Na terça-feira passada, a ministra Cármen Lúcia, presidente do Supremo Tribunal Federal (STF), decidiu liminarmente suspender o cumprimento de algumas cláusulas de um contrato entre a União e o Estado do Rio de Janeiro. Com isso, o governo federal ficou proibido de bloquear quase R$ 193 milhões de contas do Estado do Rio, como era previsto no caso de descumprimento do acordo.
A decisão da ministra Cármen Lúcia não se baseou numa suposta invalidade dos termos contratuais. Até mesmo o Estado do Rio de Janeiro reconhece que as cláusulas são juridicamente válidas. O motivo alegado para não fazer valer a possibilidade do bloqueio das contas foi a “gravíssima situação financeira” na qual se encontra o Estado fluminense. A liminar tem validade até reapreciação pelo relator da ação, ministro Ricardo Lewandowski, ou a sua submissão ao colegiado.
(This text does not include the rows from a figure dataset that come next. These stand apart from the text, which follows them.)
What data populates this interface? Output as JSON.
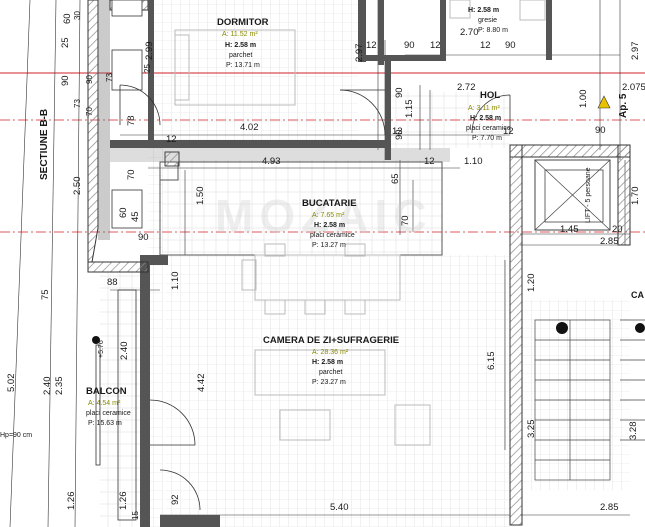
{
  "colors": {
    "wall": "#5a5a5a",
    "wall_hatch": "#9a9a9a",
    "red_line": "#d2232a",
    "yellow_area": "#8a8a00",
    "marker": "#e8c200",
    "floor_hatch": "#d9d9d9"
  },
  "watermark": "MOZAIC",
  "section": {
    "label": "SECTIUNE B-B"
  },
  "marker": {
    "label": "Ap. 5"
  },
  "rooms": [
    {
      "id": "dormitor",
      "name": "DORMITOR",
      "area": "A: 11.52 m²",
      "height": "H: 2.58 m",
      "floor": "parchet",
      "perimeter": "P: 13.71 m"
    },
    {
      "id": "baie",
      "name": "",
      "area": "",
      "height": "H: 2.58 m",
      "floor": "gresie",
      "perimeter": "P: 8.80 m"
    },
    {
      "id": "hol",
      "name": "HOL",
      "area": "A: 3.11 m²",
      "height": "H: 2.58 m",
      "floor": "placi ceramice",
      "perimeter": "P: 7.70 m"
    },
    {
      "id": "bucatarie",
      "name": "BUCATARIE",
      "area": "A: 7.65 m²",
      "height": "H: 2.58 m",
      "floor": "placi ceramice",
      "perimeter": "P: 13.27 m"
    },
    {
      "id": "camera",
      "name": "CAMERA DE ZI+SUFRAGERIE",
      "area": "A: 28.36 m²",
      "height": "H: 2.58 m",
      "floor": "parchet",
      "perimeter": "P: 23.27 m"
    },
    {
      "id": "balcon",
      "name": "BALCON",
      "area": "A: 4.54 m²",
      "height": "",
      "floor": "placi ceramice",
      "perimeter": "P: 15.63 m"
    }
  ],
  "lift": {
    "label": "LIFT - 5 persoane"
  },
  "stair_label": "CA",
  "hp_label": "Hp=90 cm",
  "level_label": "+5.76",
  "dims": {
    "d25": "25",
    "d60": "60",
    "d90a": "90",
    "d73a": "73",
    "d30": "30",
    "d299": "2.99",
    "d25b": "25",
    "d12a": "12",
    "d90b": "90",
    "d12b": "12",
    "d270": "2.70",
    "d12c": "12",
    "d90c": "90",
    "d297a": "2.97",
    "d297b": "2.97",
    "d272": "2.72",
    "d2075": "2.075",
    "d100": "1.00",
    "d90d": "90",
    "d115": "1.15",
    "d90e": "90",
    "d78": "78",
    "d402": "4.02",
    "d12d": "12",
    "d12e": "12",
    "d90f": "90",
    "d12f": "12",
    "d250": "2.50",
    "d70a": "70",
    "d493": "4.93",
    "d12g": "12",
    "d110a": "1.10",
    "d65": "65",
    "d70b": "70",
    "d170": "1.70",
    "d60b": "60",
    "d45": "45",
    "d150": "1.50",
    "d90g": "90",
    "d145": "1.45",
    "d20": "20",
    "d285a": "2.85",
    "d88": "88",
    "d75": "75",
    "d110b": "1.10",
    "d120": "1.20",
    "d240a": "2.40",
    "d615": "6.15",
    "d442": "4.42",
    "d502": "5.02",
    "d240b": "2.40",
    "d235": "2.35",
    "d325": "3.25",
    "d328": "3.28",
    "d126": "1.26",
    "d126b": "1.26",
    "d92": "92",
    "d540": "5.40",
    "d285b": "2.85",
    "d15": "15",
    "d73b": "73",
    "d70c": "70",
    "d90h": "90"
  }
}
Trata-se de uma decisão inovadora, sem dúvida. Ela reconhece a validade jurídica de um contrato e, ato contínuo, diz que ele não se aplica. A liminar da ministra Cármen Lúcia não apenas impede o bloqueio das contas, mas suspende todos os efeitos da condição de devedor que poderia ser imputada ao Estado do Rio em razão do descumprimento das cláusulas contratuais. Por exemplo, a decisão proíbe até mesmo que o Estado do Rio seja impedido, como determina a lei, de ter acesso a novos financiamentos em razão de seu inadimplemento. De certa forma, a liminar da ministra Cármen Lúcia não muda a lei – ela muda os fatos, ao determinar que o Estado do Rio de Janeiro, mesmo sem cumprir suas obrigações, seja considerado em dia com suas obrigações. Como já dissemos, a temperança é uma virtude que se esvai.
Não há dúvida de que a decisão da presidente do STF traz algum alívio ao Estado do Rio de Janeiro. Mas esse, infelizmente, não é o único efeito da liminar. Ela valida juridicamente a irresponsabilidade de um Estado que gastou muito mais do que podia, por um longo período. A situação calamitosa do Estado fluminense não decorreu de algum evento inesperado, como maliciosamente alega a Procuradoria-Geral do Estado do Rio de Janeiro, ao dizer que “por circunstâncias alheias à sua vontade e absolutamente imprevisíveis (o Estado) não conseguiu honrar o pagamento de parcelas desses contratos”.
O estado de calamidade financeira é decorrência de uma explícita e reiterada irresponsabilidade na condução das contas públicas. Por isso, é tão grave a decisão da ministra Cármen Lúcia que, ao impedir a contrapartida jurídica a esse tipo de conduta irresponsável – o bloqueio das contas –, sacramenta a irresponsabilidade dos governantes.
Logicamente, a sagração de tal irresponsabilidade não é uma questão apenas moral. Ela tem um preço, que não é pequeno. Ao impedir que a União bloqueie as contas do Estado do Rio, a ministra Cármen Lúcia está determinando que todo o restante do País seja solidariamente responsável pela irresponsabilidade do governo fluminense. Além de ser uma injustiça não pequena – trata-se, afinal, de fazer com que terceiros arquem com as consequências de atos alheios à sua vontade –, a decisão provoca um desajuste do pacto federativo.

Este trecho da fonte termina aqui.